Sa réaction me surprit.

— Bizarre ?

— Elle nous a montré la photo d’un message dans lequel tu écrivais que vous deviez poser des limites parce qu’elle venait chez vous sans prévenir.

J’acquiesçai.

— Oui.

Marta baissa la voix.

— Ensuite, elle nous a expliqué qu’elle avait photographié ton téléphone sans que tu le saches.

Je la fixai.

— Elle vous l’a dit ?

— Oui.
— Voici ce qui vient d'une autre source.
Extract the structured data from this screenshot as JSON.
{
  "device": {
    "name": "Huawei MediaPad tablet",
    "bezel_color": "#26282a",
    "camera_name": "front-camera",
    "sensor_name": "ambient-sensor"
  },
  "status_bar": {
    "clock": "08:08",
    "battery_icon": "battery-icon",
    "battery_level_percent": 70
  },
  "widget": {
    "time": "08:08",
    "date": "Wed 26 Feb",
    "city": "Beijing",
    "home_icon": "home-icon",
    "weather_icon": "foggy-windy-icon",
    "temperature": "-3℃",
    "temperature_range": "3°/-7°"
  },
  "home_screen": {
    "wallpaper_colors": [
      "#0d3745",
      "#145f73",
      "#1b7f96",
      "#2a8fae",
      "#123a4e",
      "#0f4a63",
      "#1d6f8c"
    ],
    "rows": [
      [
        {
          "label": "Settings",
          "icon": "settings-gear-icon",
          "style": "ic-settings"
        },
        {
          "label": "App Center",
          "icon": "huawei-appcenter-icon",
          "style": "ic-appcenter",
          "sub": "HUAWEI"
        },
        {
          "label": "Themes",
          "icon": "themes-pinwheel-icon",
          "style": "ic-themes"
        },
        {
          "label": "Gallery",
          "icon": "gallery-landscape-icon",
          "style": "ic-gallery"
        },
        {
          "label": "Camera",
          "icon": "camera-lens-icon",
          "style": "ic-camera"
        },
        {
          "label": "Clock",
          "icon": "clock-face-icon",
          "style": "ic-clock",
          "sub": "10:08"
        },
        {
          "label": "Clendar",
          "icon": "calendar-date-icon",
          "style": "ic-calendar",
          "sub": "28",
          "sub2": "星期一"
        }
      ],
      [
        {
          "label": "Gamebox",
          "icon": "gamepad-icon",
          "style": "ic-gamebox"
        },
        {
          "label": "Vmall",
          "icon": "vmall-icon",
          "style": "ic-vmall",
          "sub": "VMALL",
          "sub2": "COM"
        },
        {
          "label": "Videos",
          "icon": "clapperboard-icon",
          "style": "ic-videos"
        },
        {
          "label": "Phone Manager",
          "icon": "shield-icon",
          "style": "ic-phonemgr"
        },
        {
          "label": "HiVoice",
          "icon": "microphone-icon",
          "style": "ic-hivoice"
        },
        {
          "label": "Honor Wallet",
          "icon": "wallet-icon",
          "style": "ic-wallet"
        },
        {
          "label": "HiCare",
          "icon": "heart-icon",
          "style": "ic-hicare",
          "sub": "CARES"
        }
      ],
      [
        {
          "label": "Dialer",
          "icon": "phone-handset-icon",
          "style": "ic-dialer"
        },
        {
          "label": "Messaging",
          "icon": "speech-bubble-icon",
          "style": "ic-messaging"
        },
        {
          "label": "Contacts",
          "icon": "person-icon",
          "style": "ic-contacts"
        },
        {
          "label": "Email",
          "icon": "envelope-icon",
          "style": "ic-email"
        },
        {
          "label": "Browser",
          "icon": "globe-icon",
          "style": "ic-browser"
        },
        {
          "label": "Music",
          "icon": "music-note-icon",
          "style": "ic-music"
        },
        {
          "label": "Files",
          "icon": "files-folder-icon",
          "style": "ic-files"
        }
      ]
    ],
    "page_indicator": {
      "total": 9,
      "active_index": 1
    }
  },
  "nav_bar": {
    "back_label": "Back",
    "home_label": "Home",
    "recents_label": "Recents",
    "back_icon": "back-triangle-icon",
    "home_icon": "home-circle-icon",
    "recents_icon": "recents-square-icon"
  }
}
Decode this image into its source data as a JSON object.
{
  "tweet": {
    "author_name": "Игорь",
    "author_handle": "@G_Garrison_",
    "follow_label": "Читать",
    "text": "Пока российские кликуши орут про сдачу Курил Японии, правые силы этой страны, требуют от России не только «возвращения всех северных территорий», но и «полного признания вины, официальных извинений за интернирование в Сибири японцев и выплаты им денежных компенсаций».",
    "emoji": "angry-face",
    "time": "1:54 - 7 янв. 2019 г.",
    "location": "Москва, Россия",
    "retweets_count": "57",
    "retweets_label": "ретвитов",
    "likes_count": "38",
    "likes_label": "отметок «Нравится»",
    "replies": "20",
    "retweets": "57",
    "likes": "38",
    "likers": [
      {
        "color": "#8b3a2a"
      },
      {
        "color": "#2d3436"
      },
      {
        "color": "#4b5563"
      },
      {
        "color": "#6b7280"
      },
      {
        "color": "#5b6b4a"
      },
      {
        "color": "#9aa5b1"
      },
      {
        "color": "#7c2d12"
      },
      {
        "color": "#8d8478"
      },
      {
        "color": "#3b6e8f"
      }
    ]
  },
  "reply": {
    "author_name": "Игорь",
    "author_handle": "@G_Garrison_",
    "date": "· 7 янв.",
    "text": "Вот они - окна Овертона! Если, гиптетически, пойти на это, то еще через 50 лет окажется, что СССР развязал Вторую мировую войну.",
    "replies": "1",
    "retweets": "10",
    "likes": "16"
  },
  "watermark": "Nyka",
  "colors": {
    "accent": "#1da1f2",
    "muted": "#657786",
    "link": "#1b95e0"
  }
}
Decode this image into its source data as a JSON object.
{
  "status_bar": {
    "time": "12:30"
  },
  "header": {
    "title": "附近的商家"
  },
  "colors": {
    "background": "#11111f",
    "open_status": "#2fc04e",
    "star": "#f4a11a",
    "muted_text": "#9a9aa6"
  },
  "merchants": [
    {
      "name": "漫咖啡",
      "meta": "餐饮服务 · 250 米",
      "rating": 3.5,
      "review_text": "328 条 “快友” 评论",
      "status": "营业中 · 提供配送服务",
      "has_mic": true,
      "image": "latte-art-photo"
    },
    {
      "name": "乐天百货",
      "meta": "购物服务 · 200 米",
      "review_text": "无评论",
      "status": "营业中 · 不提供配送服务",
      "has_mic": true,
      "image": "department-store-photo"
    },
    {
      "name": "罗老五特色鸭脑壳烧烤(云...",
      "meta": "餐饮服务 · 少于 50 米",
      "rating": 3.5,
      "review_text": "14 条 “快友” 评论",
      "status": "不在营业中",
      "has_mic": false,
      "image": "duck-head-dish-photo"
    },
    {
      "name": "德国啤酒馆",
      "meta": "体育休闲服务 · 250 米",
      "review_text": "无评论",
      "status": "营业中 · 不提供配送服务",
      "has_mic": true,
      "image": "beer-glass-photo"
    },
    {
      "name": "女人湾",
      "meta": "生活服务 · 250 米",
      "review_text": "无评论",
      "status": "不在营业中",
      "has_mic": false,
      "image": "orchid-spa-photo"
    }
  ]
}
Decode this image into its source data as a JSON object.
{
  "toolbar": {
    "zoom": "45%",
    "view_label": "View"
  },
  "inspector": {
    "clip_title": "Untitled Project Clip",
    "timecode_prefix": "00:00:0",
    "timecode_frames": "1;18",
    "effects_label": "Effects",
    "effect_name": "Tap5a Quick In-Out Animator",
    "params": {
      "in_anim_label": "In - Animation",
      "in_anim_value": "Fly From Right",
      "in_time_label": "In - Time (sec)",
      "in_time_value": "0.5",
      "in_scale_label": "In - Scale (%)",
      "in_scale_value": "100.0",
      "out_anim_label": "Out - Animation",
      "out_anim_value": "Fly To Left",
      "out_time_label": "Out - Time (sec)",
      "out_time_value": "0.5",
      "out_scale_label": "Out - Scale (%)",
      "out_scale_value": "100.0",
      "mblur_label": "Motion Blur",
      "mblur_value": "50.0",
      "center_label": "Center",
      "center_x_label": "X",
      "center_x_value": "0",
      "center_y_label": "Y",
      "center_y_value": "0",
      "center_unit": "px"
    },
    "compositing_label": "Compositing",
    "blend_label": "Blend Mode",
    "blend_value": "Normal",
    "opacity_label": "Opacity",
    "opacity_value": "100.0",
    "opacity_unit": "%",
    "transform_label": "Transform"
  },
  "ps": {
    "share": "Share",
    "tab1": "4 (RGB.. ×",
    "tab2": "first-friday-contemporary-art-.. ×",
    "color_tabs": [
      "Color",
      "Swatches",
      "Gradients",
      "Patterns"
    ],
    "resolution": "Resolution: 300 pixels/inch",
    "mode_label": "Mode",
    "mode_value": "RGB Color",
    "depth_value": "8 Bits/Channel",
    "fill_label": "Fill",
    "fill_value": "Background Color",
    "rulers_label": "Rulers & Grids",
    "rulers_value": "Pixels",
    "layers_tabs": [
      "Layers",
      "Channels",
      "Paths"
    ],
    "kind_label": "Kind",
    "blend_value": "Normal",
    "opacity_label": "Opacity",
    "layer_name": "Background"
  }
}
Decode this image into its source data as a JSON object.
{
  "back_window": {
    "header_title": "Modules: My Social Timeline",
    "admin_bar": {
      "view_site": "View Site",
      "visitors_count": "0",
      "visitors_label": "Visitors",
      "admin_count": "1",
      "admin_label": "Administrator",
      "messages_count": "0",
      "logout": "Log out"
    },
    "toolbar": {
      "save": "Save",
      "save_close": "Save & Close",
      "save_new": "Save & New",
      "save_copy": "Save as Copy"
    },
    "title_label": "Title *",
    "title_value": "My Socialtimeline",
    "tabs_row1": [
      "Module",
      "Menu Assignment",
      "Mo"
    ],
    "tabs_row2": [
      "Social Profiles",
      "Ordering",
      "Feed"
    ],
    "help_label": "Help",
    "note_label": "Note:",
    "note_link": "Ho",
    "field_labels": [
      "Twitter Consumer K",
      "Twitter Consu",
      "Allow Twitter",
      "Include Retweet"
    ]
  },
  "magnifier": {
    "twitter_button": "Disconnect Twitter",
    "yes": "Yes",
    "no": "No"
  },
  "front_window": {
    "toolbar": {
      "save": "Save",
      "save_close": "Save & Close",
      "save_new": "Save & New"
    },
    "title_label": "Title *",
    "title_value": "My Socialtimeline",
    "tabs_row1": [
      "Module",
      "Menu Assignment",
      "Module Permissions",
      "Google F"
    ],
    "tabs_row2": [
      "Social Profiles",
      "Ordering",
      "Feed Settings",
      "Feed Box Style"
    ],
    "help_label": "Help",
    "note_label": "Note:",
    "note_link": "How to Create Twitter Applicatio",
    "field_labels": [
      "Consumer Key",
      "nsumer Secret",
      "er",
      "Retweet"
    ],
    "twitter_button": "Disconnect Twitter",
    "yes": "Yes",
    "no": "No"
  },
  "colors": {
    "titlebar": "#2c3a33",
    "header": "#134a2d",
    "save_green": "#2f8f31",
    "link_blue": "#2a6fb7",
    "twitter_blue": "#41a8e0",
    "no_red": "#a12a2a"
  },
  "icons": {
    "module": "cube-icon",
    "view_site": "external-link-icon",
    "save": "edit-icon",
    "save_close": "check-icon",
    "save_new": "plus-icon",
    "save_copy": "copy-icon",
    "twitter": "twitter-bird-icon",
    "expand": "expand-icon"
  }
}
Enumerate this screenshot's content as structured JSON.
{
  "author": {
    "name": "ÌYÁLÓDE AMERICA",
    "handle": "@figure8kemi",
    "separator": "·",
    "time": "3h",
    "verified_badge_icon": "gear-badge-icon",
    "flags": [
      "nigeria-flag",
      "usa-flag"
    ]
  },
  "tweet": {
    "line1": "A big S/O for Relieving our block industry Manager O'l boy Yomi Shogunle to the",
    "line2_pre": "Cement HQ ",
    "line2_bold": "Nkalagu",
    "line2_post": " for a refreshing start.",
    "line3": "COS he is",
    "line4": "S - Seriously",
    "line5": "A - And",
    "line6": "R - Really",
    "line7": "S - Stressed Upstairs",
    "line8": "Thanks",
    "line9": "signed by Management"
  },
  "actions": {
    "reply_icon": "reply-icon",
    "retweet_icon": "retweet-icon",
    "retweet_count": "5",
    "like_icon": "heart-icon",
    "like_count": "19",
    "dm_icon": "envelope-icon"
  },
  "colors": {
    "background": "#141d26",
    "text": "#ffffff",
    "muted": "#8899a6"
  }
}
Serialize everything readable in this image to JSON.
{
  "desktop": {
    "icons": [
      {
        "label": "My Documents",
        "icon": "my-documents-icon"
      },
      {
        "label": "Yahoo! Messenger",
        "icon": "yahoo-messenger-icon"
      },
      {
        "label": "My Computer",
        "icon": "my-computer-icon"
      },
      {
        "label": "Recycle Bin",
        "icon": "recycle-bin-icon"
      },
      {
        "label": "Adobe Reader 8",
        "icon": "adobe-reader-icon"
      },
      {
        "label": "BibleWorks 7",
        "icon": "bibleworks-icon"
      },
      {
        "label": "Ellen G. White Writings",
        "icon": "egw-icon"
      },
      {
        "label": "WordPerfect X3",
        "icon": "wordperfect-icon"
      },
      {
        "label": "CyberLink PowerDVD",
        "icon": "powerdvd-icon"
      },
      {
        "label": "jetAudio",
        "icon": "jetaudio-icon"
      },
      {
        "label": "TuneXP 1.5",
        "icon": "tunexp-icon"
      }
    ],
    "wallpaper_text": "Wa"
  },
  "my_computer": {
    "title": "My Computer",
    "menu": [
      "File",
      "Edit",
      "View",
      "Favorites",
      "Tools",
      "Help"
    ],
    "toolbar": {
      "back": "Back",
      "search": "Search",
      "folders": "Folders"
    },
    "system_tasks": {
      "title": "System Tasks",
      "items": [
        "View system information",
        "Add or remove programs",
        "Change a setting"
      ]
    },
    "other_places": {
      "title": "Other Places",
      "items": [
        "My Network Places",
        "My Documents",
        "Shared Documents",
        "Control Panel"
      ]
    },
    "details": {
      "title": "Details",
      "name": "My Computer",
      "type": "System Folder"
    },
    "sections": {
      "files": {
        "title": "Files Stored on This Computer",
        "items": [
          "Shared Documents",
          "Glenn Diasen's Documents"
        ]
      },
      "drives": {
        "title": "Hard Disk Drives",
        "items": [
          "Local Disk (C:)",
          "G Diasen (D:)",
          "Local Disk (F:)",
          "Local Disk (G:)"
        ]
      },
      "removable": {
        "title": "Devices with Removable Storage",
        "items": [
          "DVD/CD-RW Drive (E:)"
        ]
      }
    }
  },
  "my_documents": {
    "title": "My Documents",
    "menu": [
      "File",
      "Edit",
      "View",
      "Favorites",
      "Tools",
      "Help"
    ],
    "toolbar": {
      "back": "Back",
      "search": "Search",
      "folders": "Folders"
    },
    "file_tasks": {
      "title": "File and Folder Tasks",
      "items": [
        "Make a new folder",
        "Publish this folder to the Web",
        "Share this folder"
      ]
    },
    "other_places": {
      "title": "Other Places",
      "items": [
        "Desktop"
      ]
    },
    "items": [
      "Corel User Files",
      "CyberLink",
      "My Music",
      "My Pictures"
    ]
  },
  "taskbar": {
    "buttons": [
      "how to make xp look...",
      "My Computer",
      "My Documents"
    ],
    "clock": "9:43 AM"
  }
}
Je crois qu’elle s’attendait à ce qu’on prenne son parti.

— Et qu’est-ce que vous avez fait ?

Marta esquissa un sourire gêné.

— Luis lui a demandé si elle se rendait compte qu’elle venait de prouver exactement ce que tu avais écrit dans ton message.

Elle marqua une courte pause.

— Et moi, je n’ai pas réussi à retenir mon rire.

Marta se mit elle-même à rire.

— Franchement, Elena, avant ça, je ne savais absolument rien de vos problèmes familiaux.

Puis son expression redevint sérieuse.

— Mais après cette conversation, j’ai parfaitement compris pourquoi tu voulais poser des limites.

Le soir même, je racontai tout à Javier.

Il me fixa quelques secondes.

Puis il éclata de rire.

— Donc maman a montré nos messages aux voisins pour leur prouver que tu mentais…

— Oui.

— …et finalement, elle les a convaincus que tu avais raison.

— Exactement.

Javier secoua la tête.

— Ne lui raconte surtout pas ça.

— Pourquoi ?

— Elle ne survivrait pas à une telle ironie.

Je souris.

Mais il y avait tout de même une chose que nous avions faite.

Ce soir-là, nous avions tous changé les codes de nos téléphones.

Et pour la première fois depuis que je connaissais Carmen, lorsque deux semaines plus tard elle revint nous rendre visite, mon téléphone ne resta pas posé sur la table.

Je le gardai dans ma poche.

Pas parce que j’avais quelque chose à cacher.

Mais parce que j’avais enfin compris une chose :

La vie privée ne signifie pas avoir des secrets.

Elle signifie avoir le droit de décider soi-même qui peut y avoir accès.